In another big embarrassment to the auto industry, Toyota Motor Co. announced on April 9th the global recall of 6.4 million vehicles, from compact Corollas to sport utility vehicles, one of the largest acknowledgements of product defects ever for an automaker.
The recalls by the world top car maker total nearly 1.8 million in the United States, including 1.3 million for models in which a faulty spiral cable assembly could disable the driver’s air bags. Other problems include cars with defective seat rails, wiper motors, instrument panel brackets and starter relays.

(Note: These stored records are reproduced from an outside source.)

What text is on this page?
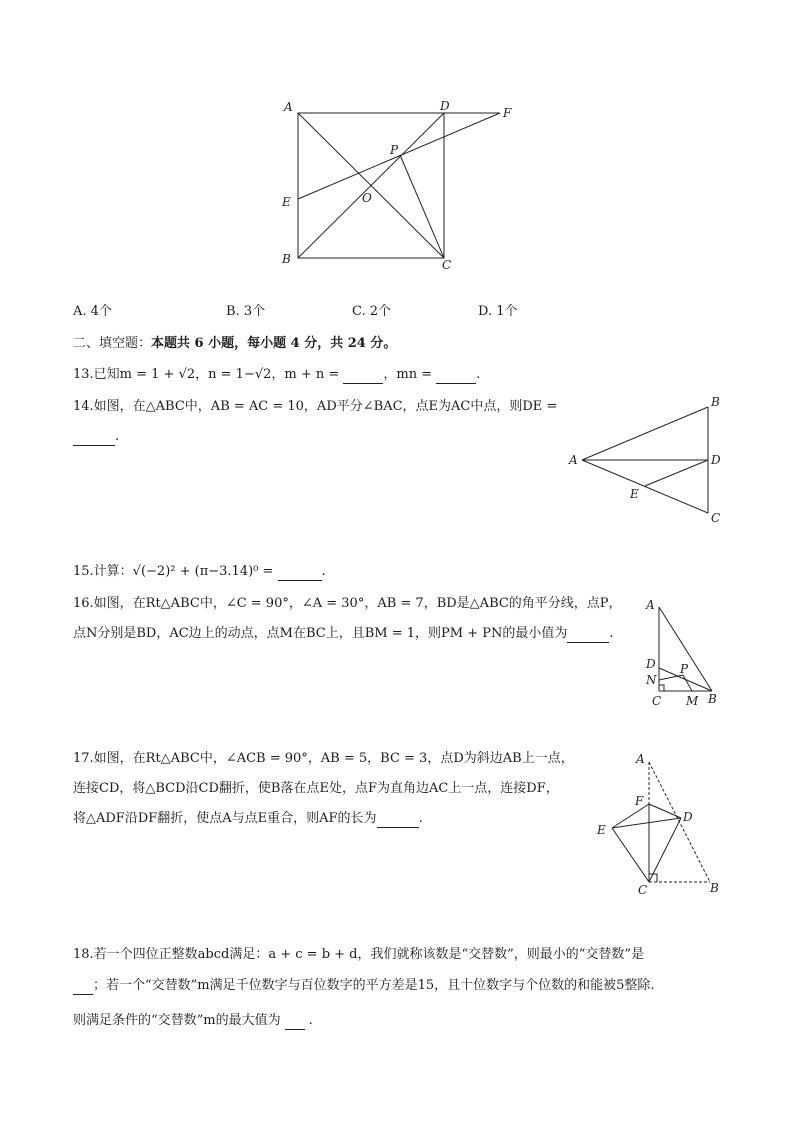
A	D	F
P
E	O
B	C
A. 4个	B. 3个	C. 2个	D. 1个
二、填空题：本题共 6 小题，每小题 4 分，共 24 分。
13.已知m = 1 + √2，n = 1−√2，m + n =	，mn =	.
14.如图，在△ABC中，AB = AC = 10，AD平分∠BAC，点E为AC中点，则DE =
.
B
A	D
E
C
15.计算：√(−2)² + (π−3.14)⁰ =	.
16.如图，在Rt△ABC中，∠C = 90°，∠A = 30°，AB = 7，BD是△ABC的角平分线，点P，
点N分别是BD，AC边上的动点，点M在BC上，且BM = 1，则PM + PN的最小值为	.
A
D P
N
C M B
17.如图，在Rt△ABC中，∠ACB = 90°，AB = 5，BC = 3，点D为斜边AB上一点，
连接CD，将△BCD沿CD翻折，使B落在点E处，点F为直角边AC上一点，连接DF，
将△ADF沿DF翻折，使点A与点E重合，则AF的长为	.
A
F
D
E
C	B
18.若一个四位正整数abcd满足：a + c = b + d，我们就称该数是“交替数”，则最小的“交替数”是
；若一个“交替数”m满足千位数字与百位数字的平方差是15，且十位数字与个位数的和能被5整除.
则满足条件的“交替数”m的最大值为 .
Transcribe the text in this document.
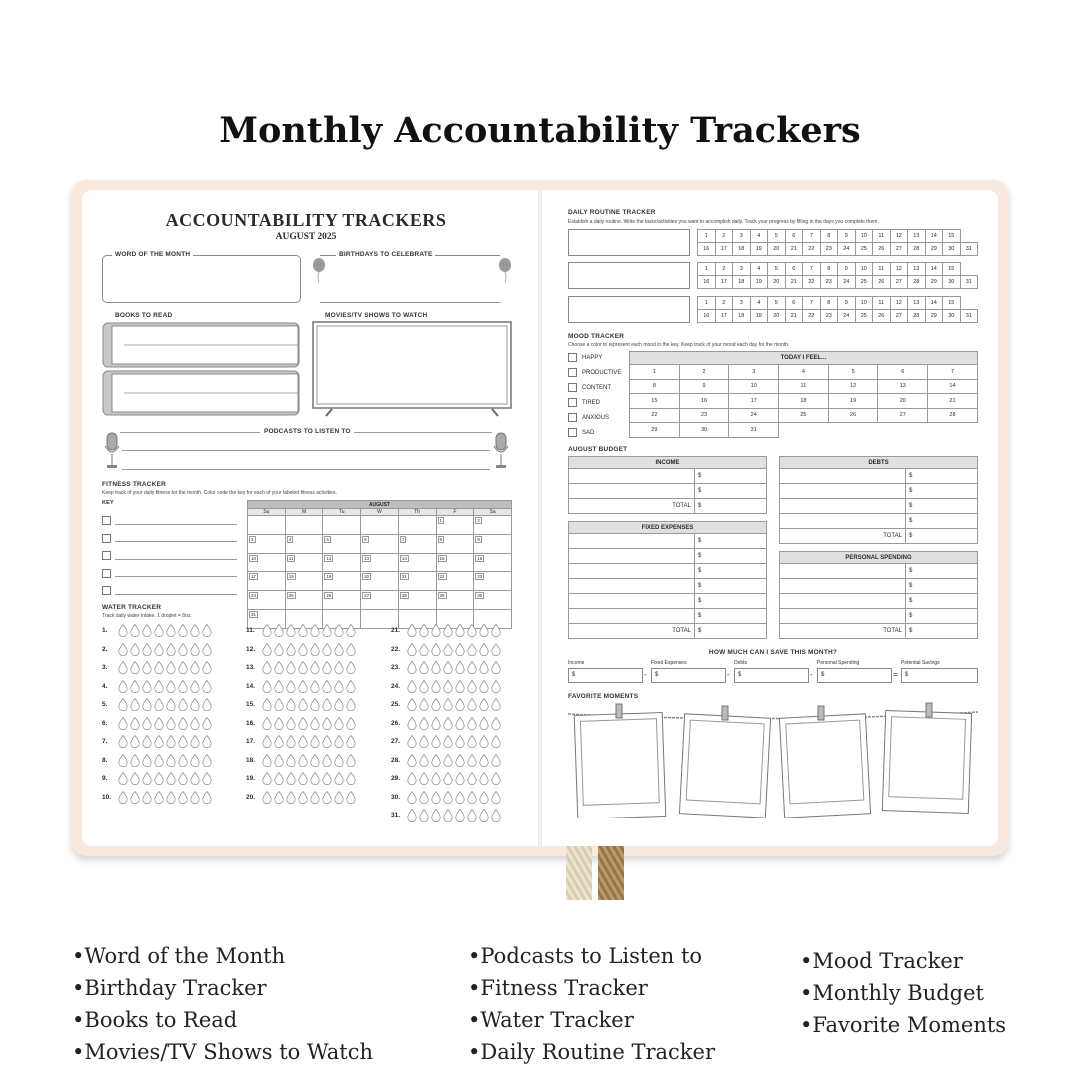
Monthly Accountability Trackers
ACCOUNTABILITY TRACKERS
AUGUST 2025
WORD OF THE MONTH	BIRTHDAYS TO CELEBRATE
BOOKS TO READ	MOVIES/TV SHOWS TO WATCH
PODCASTS TO LISTEN TO
FITNESS TRACKER
Keep track of your daily fitness for the month. Color code the key for each of your labeled fitness activities.
KEY	AUGUST						
Su	M	Tu	W	Th	F	Sa
					1	2
3	4	5	6	7	8	9
10	11	12	13	14	15	16
17	18	19	20	21	22	23
24	25	26	27	28	29	30
31						
WATER TRACKER
Track daily water intake. 1 droplet = 8oz.
1.
2.
3.
4.
5.
6.
7.
8.
9.
10.
11.
12.
13.
14.
15.
16.
17.
18.
19.
20.
21.
22.
23.
24.
25.
26.
27.
28.
29.
30.
31.
DAILY ROUTINE TRACKER
Establish a daily routine. Write the tasks/activities you want to accomplish daily. Track your progress by filling in the days you complete them.
1	2	3	4	5	6	7	8	9	10	11	12	13	14	15	
16	17	18	19	20	21	22	23	24	25	26	27	28	29	30	31
1	2	3	4	5	6	7	8	9	10	11	12	13	14	15	
16	17	18	19	20	21	22	23	24	25	26	27	28	29	30	31
1	2	3	4	5	6	7	8	9	10	11	12	13	14	15	
16	17	18	19	20	21	22	23	24	25	26	27	28	29	30	31
MOOD TRACKER
Choose a color to represent each mood in the key. Keep track of your mood each day for the month.
HAPPY
PRODUCTIVE
CONTENT
TIRED
ANXIOUS
SAD
TODAY I FEEL...						
1	2	3	4	5	6	7
8	9	10	11	12	13	14
15	16	17	18	19	20	21
22	23	24	25	26	27	28
29	30	31				
AUGUST BUDGET
INCOME	
	$
	$
TOTAL	$
DEBTS	
	$
	$
	$
	$
TOTAL	$
FIXED EXPENSES	
	$
	$
	$
	$
	$
	$
TOTAL	$
PERSONAL SPENDING	
	$
	$
	$
	$
TOTAL	$
HOW MUCH CAN I SAVE THIS MONTH?
Income
$	-
Fixed Expenses
$	-
Debts
$	-
Personal Spending
$	=
Potential Savings
$
FAVORITE MOMENTS
• Word of the Month
• Birthday Tracker
• Books to Read
• Movies/TV Shows to Watch
• Podcasts to Listen to
• Fitness Tracker
• Water Tracker
• Daily Routine Tracker
• Mood Tracker
• Monthly Budget
• Favorite Moments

Toyota said it’s unaware of any injuries or fatalities stemming from the problems
The company’s announcement comes at a time when the auto industry’s safety practices and the way U.S. regulators police them are under intense scrutiny. Just three weeks ago, Toyota agreed to pay $1.2 billion in criminal and civil penalties for its failure to report, recall and repair accelerators that got stuck at full throttle, leading to multiple fatalities, including four members of a family killed when their Lexus shot forward at 100 miles per hour before crashing.
Congressional panels on both sides of the capitol are examining hundreds of thousands of General Motors documents over disclosures that defective ignition switches have led to crashes that killed at least 13 people and the recall of 2.6 million cars.

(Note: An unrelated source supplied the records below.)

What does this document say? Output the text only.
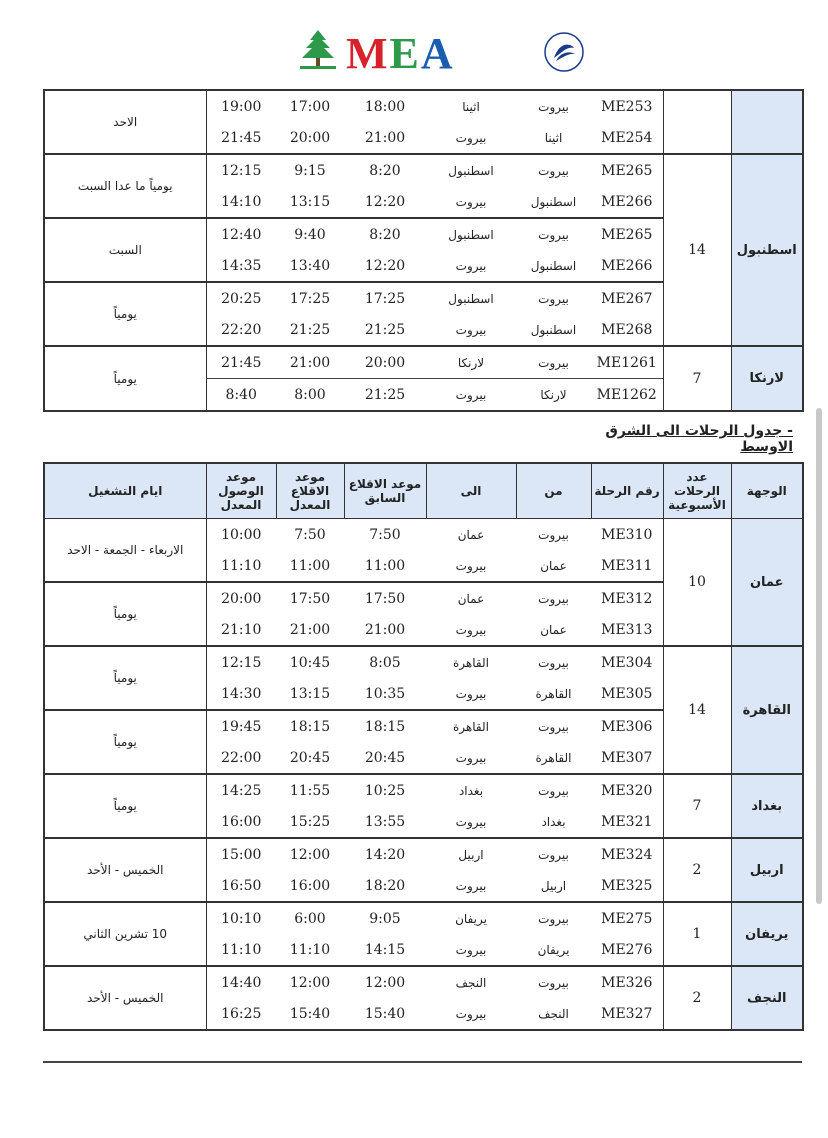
MEA
		ME253	بيروت	اثينا	18:00	17:00	19:00	الاحد
		ME254	اثينا	بيروت	21:00	20:00	21:45	
اسطنبول	14	ME265	بيروت	اسطنبول	8:20	9:15	12:15	يومياً ما عدا السبت
		ME266	اسطنبول	بيروت	12:20	13:15	14:10	
		ME265	بيروت	اسطنبول	8:20	9:40	12:40	السبت
		ME266	اسطنبول	بيروت	12:20	13:40	14:35	
		ME267	بيروت	اسطنبول	17:25	17:25	20:25	يومياً
		ME268	اسطنبول	بيروت	21:25	21:25	22:20	
لارنكا	7	ME1261	بيروت	لارنكا	20:00	21:00	21:45	يومياً
		ME1262	لارنكا	بيروت	21:25	8:00	8:40	
- جدول الرحلات الى الشرق الاوسط
الوجهة	عدد الرحلات الأسبوعية	رقم الرحلة	من	الى	موعد الاقلاع السابق	موعد الاقلاع المعدل	موعد الوصول المعدل	ايام التشغيل
عمان	10	ME310	بيروت	عمان	7:50	7:50	10:00	الاربعاء - الجمعة - الاحد
		ME311	عمان	بيروت	11:00	11:00	11:10	
		ME312	بيروت	عمان	17:50	17:50	20:00	يومياً
		ME313	عمان	بيروت	21:00	21:00	21:10	
القاهرة	14	ME304	بيروت	القاهرة	8:05	10:45	12:15	يومياً
		ME305	القاهرة	بيروت	10:35	13:15	14:30	
		ME306	بيروت	القاهرة	18:15	18:15	19:45	يومياً
		ME307	القاهرة	بيروت	20:45	20:45	22:00	
بغداد	7	ME320	بيروت	بغداد	10:25	11:55	14:25	يومياً
		ME321	بغداد	بيروت	13:55	15:25	16:00	
اربيل	2	ME324	بيروت	اربيل	14:20	12:00	15:00	الخميس - الأحد
		ME325	اربيل	بيروت	18:20	16:00	16:50	
يريفان	1	ME275	بيروت	يريفان	9:05	6:00	10:10	10 تشرين الثاني
		ME276	يريفان	بيروت	14:15	11:10	11:10	
النجف	2	ME326	بيروت	النجف	12:00	12:00	14:40	الخميس - الأحد
		ME327	النجف	بيروت	15:40	15:40	16:25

In congressional testimony on Tuesday, Attorney General Eric Holder said that with the Toyota settlement -- “the largest criminal penalty ever imposed on an automotive company – we’re making good on our determination to protect consumers and address fraud in all its forms.”
As part of the settlement, the government required Toyota to submit to independent monitoring of is safety policies, practices and procedures. It’s unclear whether such monitoring or the prospect of it led to the recall announcements or whether the timing is coincidental.
Of the Toyotas being recalled, simply turning the steering wheel can damage electrical connections in the spiral cable assembly that’s attached to the driver’s airbag module in 3.5 million vehicles, the company said.
“If this occurs, the air bag warning lamp will illuminate,” it said. “In addition, the driver’s air bag could become deactivated, causing it not to deploy in the event of a crash.”
Toyota said it is developing a new spiral cable assembly that will address the problem.
Affected vehicles include 2009-2010 model Corollas, the 2009-2010 Matrix, the 2008-2010 Highlander, the 2009-2010 Tacoma, the 2006-2008 RAV4 and 2006-2010 Yaris.
Separately, the company said it would recall 2.3 million vehicles, including 472,500 sold in the United States, because their seat rails are prone to failure if the seats are adjusted forward and rearward frequently. Those vehicles include model years 2006-2010 Yaris Hatchbacks, 2007-2010 Yaris Sedans and 2008-2010 Scion xDs.
If both springs on the seat rail’s locking mechanism fail, the seat will not lock in place or, in limited instances, it may only move forward, the company said.
Toyota said that the other defects do not affect vehicles sold in the United States.